Typically, the login program such as ssh or gdm, needs to perform a couple of tasks aside verifying the user’s credentials. These include finding out if the user exists, what shell and home directory does he have and what groups the user is a member of, so that the user can access the files he should be allowed to (and vice versa). These tasks boil down to two corresponding glibc calls – getpwnam to find the details about the user, and getgrouplist to retrieve the list of groups he is a member of.
Because these two library functions are used so often, we take special care in the SSSD to make sure that we use any optimization that is available, such as the transitive memberOf attribute when IPA is used or the tokenGroup attribute when the AD provider is configured. In order to measure what the performance of Name Service Switch calls the login program does is like, you can call "id -G $username" from the command line.
Notice the extra "-G" switch. That really makes a bit of a difference, because the getgrouplist operation returns a list of numerical IDs the user is a member of.

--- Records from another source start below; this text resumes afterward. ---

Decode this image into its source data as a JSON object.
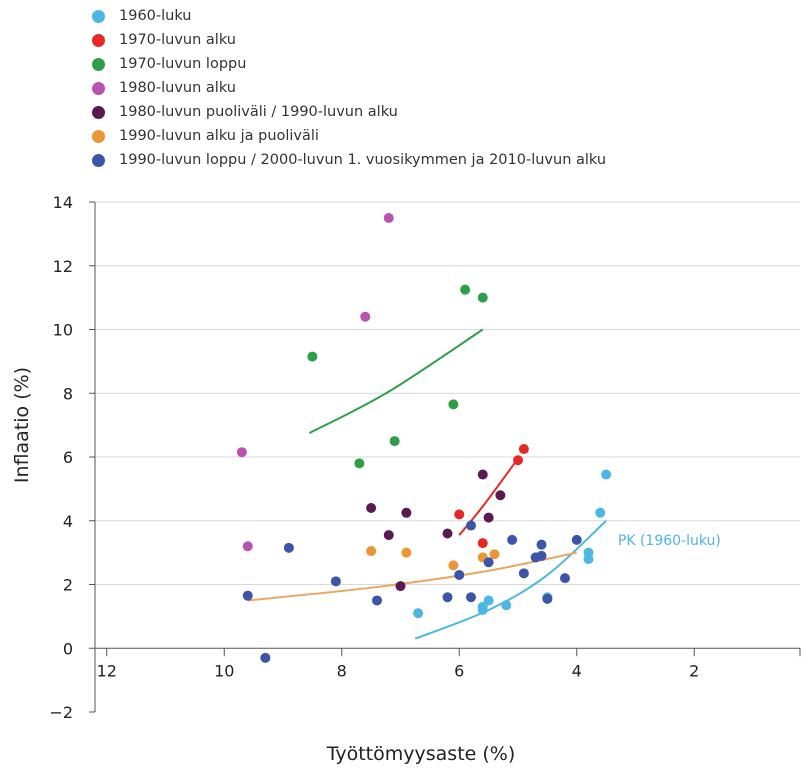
{
  "chart_data": {
    "type": "scatter",
    "xlabel": "Työttömyysaste (%)",
    "ylabel": "Inflaatio (%)",
    "x_reversed": true,
    "xlim": [
      12.2,
      0.2
    ],
    "ylim": [
      -2,
      14
    ],
    "x_ticks": [
      "12",
      "10",
      "8",
      "6",
      "4",
      "2"
    ],
    "y_ticks": [
      "14",
      "12",
      "10",
      "8",
      "6",
      "4",
      "2",
      "0",
      "−2"
    ],
    "x_tick_values": [
      12,
      10,
      8,
      6,
      4,
      2
    ],
    "y_tick_values": [
      14,
      12,
      10,
      8,
      6,
      4,
      2,
      0,
      -2
    ],
    "grid": "horizontal",
    "legend": "top-left",
    "series": [
      {
        "name": "1960-luku",
        "color": "#4db6e2",
        "points": [
          [
            6.7,
            1.1
          ],
          [
            5.6,
            1.2
          ],
          [
            5.6,
            1.3
          ],
          [
            5.5,
            1.5
          ],
          [
            5.2,
            1.35
          ],
          [
            4.5,
            1.6
          ],
          [
            3.8,
            2.8
          ],
          [
            3.8,
            3.0
          ],
          [
            3.6,
            4.25
          ],
          [
            3.5,
            5.45
          ]
        ]
      },
      {
        "name": "1970-luvun alku",
        "color": "#e52a25",
        "points": [
          [
            6.0,
            4.2
          ],
          [
            5.6,
            3.3
          ],
          [
            5.0,
            5.9
          ],
          [
            4.9,
            6.25
          ]
        ]
      },
      {
        "name": "1970-luvun loppu",
        "color": "#2e9e4a",
        "points": [
          [
            8.5,
            9.15
          ],
          [
            7.7,
            5.8
          ],
          [
            7.1,
            6.5
          ],
          [
            6.1,
            7.65
          ],
          [
            5.9,
            11.25
          ],
          [
            5.6,
            11.0
          ]
        ]
      },
      {
        "name": "1980-luvun alku",
        "color": "#b853b0",
        "points": [
          [
            9.7,
            6.15
          ],
          [
            9.6,
            3.2
          ],
          [
            7.6,
            10.4
          ],
          [
            7.2,
            13.5
          ]
        ]
      },
      {
        "name": "1980-luvun puoliväli / 1990-luvun alku",
        "color": "#5a1a4f",
        "points": [
          [
            7.5,
            4.4
          ],
          [
            7.2,
            3.55
          ],
          [
            7.0,
            1.95
          ],
          [
            6.9,
            4.25
          ],
          [
            6.2,
            3.6
          ],
          [
            5.6,
            5.45
          ],
          [
            5.5,
            4.1
          ],
          [
            5.3,
            4.8
          ]
        ]
      },
      {
        "name": "1990-luvun alku ja puoliväli",
        "color": "#eb9634",
        "points": [
          [
            7.5,
            3.05
          ],
          [
            6.9,
            3.0
          ],
          [
            6.1,
            2.6
          ],
          [
            5.6,
            2.85
          ],
          [
            5.4,
            2.95
          ]
        ]
      },
      {
        "name": "1990-luvun loppu / 2000-luvun 1. vuosikymmen ja 2010-luvun alku",
        "color": "#3d55a8",
        "points": [
          [
            9.6,
            1.65
          ],
          [
            9.3,
            -0.3
          ],
          [
            8.9,
            3.15
          ],
          [
            8.1,
            2.1
          ],
          [
            7.4,
            1.5
          ],
          [
            6.2,
            1.6
          ],
          [
            6.0,
            2.3
          ],
          [
            5.8,
            1.6
          ],
          [
            5.8,
            3.85
          ],
          [
            5.5,
            2.7
          ],
          [
            5.1,
            3.4
          ],
          [
            4.9,
            2.35
          ],
          [
            4.7,
            2.85
          ],
          [
            4.6,
            2.9
          ],
          [
            4.6,
            3.25
          ],
          [
            4.5,
            1.55
          ],
          [
            4.2,
            2.2
          ],
          [
            4.0,
            3.4
          ]
        ]
      }
    ],
    "curves": [
      {
        "series": "1970-luvun loppu",
        "color": "#2e9e4a",
        "points": [
          [
            8.55,
            6.75
          ],
          [
            7.2,
            8.05
          ],
          [
            5.6,
            10.0
          ]
        ]
      },
      {
        "series": "1970-luvun alku",
        "color": "#e52a25",
        "points": [
          [
            6.0,
            3.55
          ],
          [
            5.6,
            4.45
          ],
          [
            5.0,
            5.95
          ]
        ]
      },
      {
        "series": "1960-luku",
        "color": "#4db6e2",
        "points": [
          [
            6.75,
            0.3
          ],
          [
            5.5,
            1.2
          ],
          [
            4.5,
            2.3
          ],
          [
            3.5,
            4.0
          ]
        ]
      },
      {
        "series": "1990-luvun alku ja puoliväli",
        "color": "#eba660",
        "points": [
          [
            9.6,
            1.5
          ],
          [
            7.5,
            1.9
          ],
          [
            5.6,
            2.4
          ],
          [
            4.0,
            3.0
          ]
        ]
      }
    ],
    "annotations": [
      {
        "text": "PK (1960-luku)",
        "color": "#4db6e2",
        "x": 3.3,
        "y": 3.4
      }
    ]
  }
}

That’s usually good enough for the login programs to set the groups for the user who logs in but not really friendly for the admin inspecting the output of the id command.

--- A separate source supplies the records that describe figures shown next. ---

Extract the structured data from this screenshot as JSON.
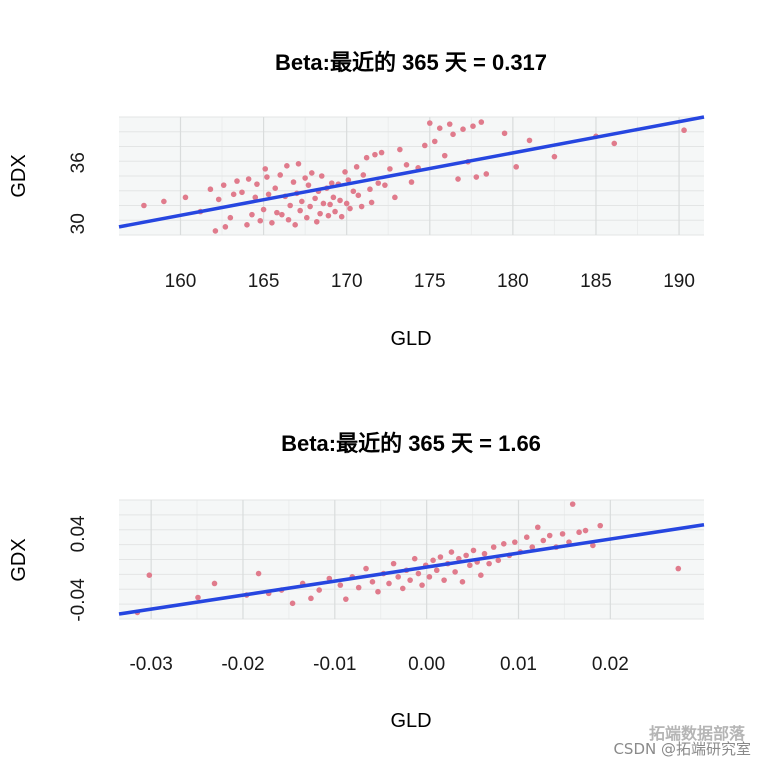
{
  "chart_data": [
    {
      "type": "scatter",
      "title": "Beta:最近的 365 天 = 0.317",
      "xlabel": "GLD",
      "ylabel": "GDX",
      "xlim": [
        156.3,
        191.5
      ],
      "ylim": [
        28.9,
        40.5
      ],
      "xticks": [
        160,
        165,
        170,
        175,
        180,
        185,
        190
      ],
      "xtick_labels": [
        "160",
        "165",
        "170",
        "175",
        "180",
        "185",
        "190"
      ],
      "yticks": [
        30,
        36
      ],
      "ytick_labels": [
        "30",
        "36"
      ],
      "grid": true,
      "point_color": "#e07b8c",
      "line_color": "#2646e0",
      "panel_bg": "#f5f7f7",
      "regression": {
        "x": [
          156.3,
          191.5
        ],
        "y": [
          29.7,
          40.5
        ]
      },
      "points": [
        [
          157.8,
          31.8
        ],
        [
          159.0,
          32.2
        ],
        [
          160.3,
          32.6
        ],
        [
          161.2,
          31.2
        ],
        [
          161.8,
          33.4
        ],
        [
          162.1,
          29.3
        ],
        [
          162.3,
          32.4
        ],
        [
          162.6,
          33.8
        ],
        [
          162.7,
          29.7
        ],
        [
          163.0,
          30.6
        ],
        [
          163.2,
          32.9
        ],
        [
          163.4,
          34.2
        ],
        [
          163.7,
          33.1
        ],
        [
          164.0,
          29.9
        ],
        [
          164.1,
          34.4
        ],
        [
          164.3,
          30.9
        ],
        [
          164.5,
          32.6
        ],
        [
          164.6,
          33.9
        ],
        [
          164.8,
          30.3
        ],
        [
          165.0,
          31.4
        ],
        [
          165.1,
          35.4
        ],
        [
          165.2,
          34.6
        ],
        [
          165.3,
          32.9
        ],
        [
          165.5,
          30.1
        ],
        [
          165.7,
          33.5
        ],
        [
          165.8,
          31.1
        ],
        [
          166.0,
          34.8
        ],
        [
          166.1,
          30.9
        ],
        [
          166.3,
          32.7
        ],
        [
          166.4,
          35.7
        ],
        [
          166.5,
          30.4
        ],
        [
          166.6,
          31.8
        ],
        [
          166.8,
          34.1
        ],
        [
          166.9,
          29.9
        ],
        [
          167.0,
          33.0
        ],
        [
          167.1,
          35.9
        ],
        [
          167.2,
          31.3
        ],
        [
          167.3,
          32.2
        ],
        [
          167.5,
          34.5
        ],
        [
          167.6,
          30.6
        ],
        [
          167.7,
          33.8
        ],
        [
          167.8,
          31.7
        ],
        [
          167.9,
          35.0
        ],
        [
          168.1,
          32.5
        ],
        [
          168.2,
          30.2
        ],
        [
          168.3,
          33.2
        ],
        [
          168.4,
          31.0
        ],
        [
          168.5,
          34.7
        ],
        [
          168.6,
          32.0
        ],
        [
          168.8,
          33.5
        ],
        [
          168.9,
          30.8
        ],
        [
          169.0,
          31.9
        ],
        [
          169.1,
          34.0
        ],
        [
          169.2,
          32.6
        ],
        [
          169.3,
          31.2
        ],
        [
          169.5,
          33.9
        ],
        [
          169.6,
          32.3
        ],
        [
          169.7,
          30.7
        ],
        [
          169.9,
          35.1
        ],
        [
          170.0,
          32.0
        ],
        [
          170.1,
          34.3
        ],
        [
          170.2,
          31.5
        ],
        [
          170.4,
          33.2
        ],
        [
          170.6,
          35.6
        ],
        [
          170.7,
          32.8
        ],
        [
          170.9,
          31.7
        ],
        [
          171.0,
          34.8
        ],
        [
          171.2,
          36.5
        ],
        [
          171.4,
          33.4
        ],
        [
          171.5,
          32.1
        ],
        [
          171.7,
          36.8
        ],
        [
          171.9,
          34.0
        ],
        [
          172.1,
          37.0
        ],
        [
          172.3,
          33.8
        ],
        [
          172.6,
          35.4
        ],
        [
          172.9,
          32.6
        ],
        [
          173.2,
          37.3
        ],
        [
          173.6,
          35.8
        ],
        [
          173.9,
          34.1
        ],
        [
          174.3,
          35.5
        ],
        [
          174.7,
          37.7
        ],
        [
          175.0,
          39.9
        ],
        [
          175.3,
          38.1
        ],
        [
          175.6,
          39.4
        ],
        [
          175.9,
          36.7
        ],
        [
          176.2,
          39.8
        ],
        [
          176.4,
          38.8
        ],
        [
          176.7,
          34.4
        ],
        [
          177.0,
          39.3
        ],
        [
          177.3,
          36.1
        ],
        [
          177.6,
          39.6
        ],
        [
          177.8,
          34.6
        ],
        [
          178.1,
          40.0
        ],
        [
          178.4,
          34.9
        ],
        [
          179.5,
          38.9
        ],
        [
          180.2,
          35.6
        ],
        [
          181.0,
          38.2
        ],
        [
          182.5,
          36.6
        ],
        [
          185.0,
          38.6
        ],
        [
          186.1,
          37.9
        ],
        [
          190.3,
          39.2
        ]
      ]
    },
    {
      "type": "scatter",
      "title": "Beta:最近的 365 天 = 1.66",
      "xlabel": "GLD",
      "ylabel": "GDX",
      "xlim": [
        -0.0335,
        0.0302
      ],
      "ylim": [
        -0.063,
        0.081
      ],
      "xticks": [
        -0.03,
        -0.02,
        -0.01,
        0.0,
        0.01,
        0.02
      ],
      "xtick_labels": [
        "-0.03",
        "-0.02",
        "-0.01",
        "0.00",
        "0.01",
        "0.02"
      ],
      "yticks": [
        -0.04,
        0.04
      ],
      "ytick_labels": [
        "-0.04",
        "0.04"
      ],
      "grid": true,
      "point_color": "#e07b8c",
      "line_color": "#2646e0",
      "panel_bg": "#f5f7f7",
      "regression": {
        "x": [
          -0.0335,
          0.0302
        ],
        "y": [
          -0.057,
          0.051
        ]
      },
      "points": [
        [
          -0.0315,
          -0.055
        ],
        [
          -0.0302,
          -0.01
        ],
        [
          -0.0249,
          -0.037
        ],
        [
          -0.0231,
          -0.02
        ],
        [
          -0.0196,
          -0.034
        ],
        [
          -0.0183,
          -0.008
        ],
        [
          -0.0172,
          -0.032
        ],
        [
          -0.0158,
          -0.028
        ],
        [
          -0.0146,
          -0.044
        ],
        [
          -0.0135,
          -0.02
        ],
        [
          -0.0126,
          -0.038
        ],
        [
          -0.0117,
          -0.028
        ],
        [
          -0.0106,
          -0.014
        ],
        [
          -0.0094,
          -0.022
        ],
        [
          -0.0088,
          -0.039
        ],
        [
          -0.0081,
          -0.012
        ],
        [
          -0.0074,
          -0.025
        ],
        [
          -0.0066,
          -0.002
        ],
        [
          -0.0059,
          -0.018
        ],
        [
          -0.0053,
          -0.03
        ],
        [
          -0.0047,
          -0.008
        ],
        [
          -0.0041,
          -0.02
        ],
        [
          -0.0036,
          0.004
        ],
        [
          -0.0031,
          -0.012
        ],
        [
          -0.0026,
          -0.026
        ],
        [
          -0.0022,
          -0.004
        ],
        [
          -0.0018,
          -0.016
        ],
        [
          -0.0013,
          0.01
        ],
        [
          -0.0009,
          -0.008
        ],
        [
          -0.0005,
          -0.022
        ],
        [
          -0.0001,
          0.002
        ],
        [
          0.0003,
          -0.012
        ],
        [
          0.0007,
          0.008
        ],
        [
          0.0011,
          -0.004
        ],
        [
          0.0015,
          0.012
        ],
        [
          0.0019,
          -0.016
        ],
        [
          0.0023,
          0.004
        ],
        [
          0.0027,
          0.018
        ],
        [
          0.0031,
          -0.006
        ],
        [
          0.0035,
          0.01
        ],
        [
          0.0039,
          -0.018
        ],
        [
          0.0043,
          0.014
        ],
        [
          0.0047,
          0.002
        ],
        [
          0.0051,
          0.02
        ],
        [
          0.0055,
          0.006
        ],
        [
          0.0059,
          -0.01
        ],
        [
          0.0063,
          0.016
        ],
        [
          0.0068,
          0.004
        ],
        [
          0.0073,
          0.024
        ],
        [
          0.0078,
          0.008
        ],
        [
          0.0084,
          0.028
        ],
        [
          0.009,
          0.014
        ],
        [
          0.0096,
          0.03
        ],
        [
          0.0102,
          0.018
        ],
        [
          0.0109,
          0.036
        ],
        [
          0.0115,
          0.024
        ],
        [
          0.0121,
          0.048
        ],
        [
          0.0127,
          0.032
        ],
        [
          0.0134,
          0.038
        ],
        [
          0.0141,
          0.024
        ],
        [
          0.0148,
          0.04
        ],
        [
          0.0155,
          0.03
        ],
        [
          0.0159,
          0.076
        ],
        [
          0.0166,
          0.042
        ],
        [
          0.0173,
          0.044
        ],
        [
          0.0181,
          0.026
        ],
        [
          0.0189,
          0.05
        ],
        [
          0.0274,
          -0.002
        ]
      ]
    }
  ],
  "watermark": {
    "line1": "拓端数据部落",
    "line2": "CSDN @拓端研究室"
  }
}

In contrast to "id -G $username", "id $username" does one operation that sounds trivial but can be extremely expensive – resolves the group GIDs to group names. While that sounds like a really easy operation, it involves calling getgrgid for each of the GIDs returned by getgroupslist. And there comes the slowdown, the getgrgid operation is kind of an all-or-nothing call. It retrieves not only the information about the group itself, such as its name, but also all information about the members of the group, including all the users. This can get quite expensive, consider a university setup where each student was a member of group “students” that consisted of all students on the university.

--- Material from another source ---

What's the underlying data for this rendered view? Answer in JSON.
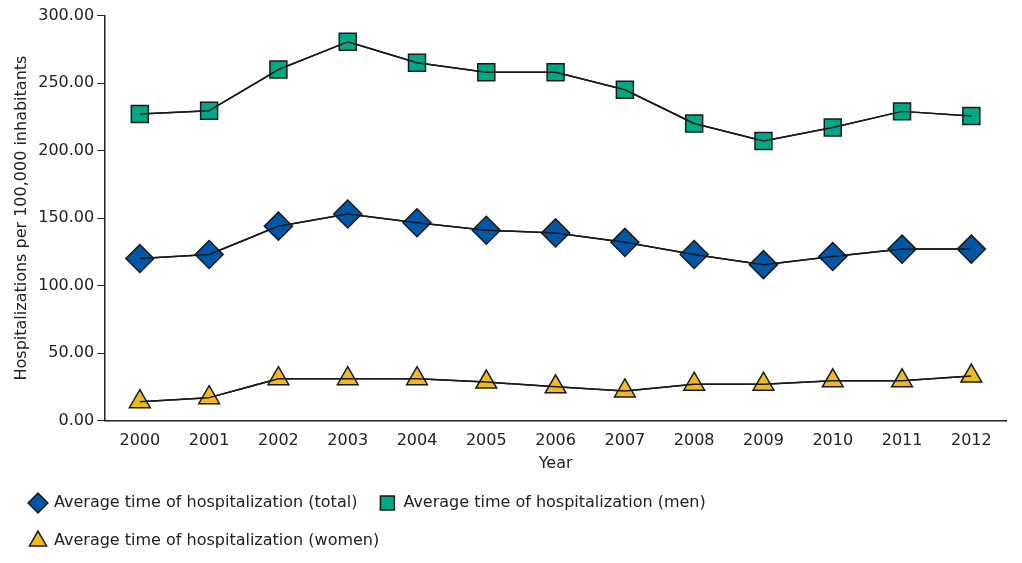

A legitimate question might be whether its possible to restrict the amount of information the get-by-GID call retrieves. And the answer is both yes and no – the POSIX interface doesn’t allow any such query directly, but the SSSD offers several means to speed up the overall processing. One quite recent addition is the ignore_group_members configuration option that was contributed by Paul Henson. Setting this option to True causes all groups to effectively appear empty, avoiding the need to download the members. Keep in mind that with many server implementations, the members might also include other nested groups which causes the whole operation to recurse.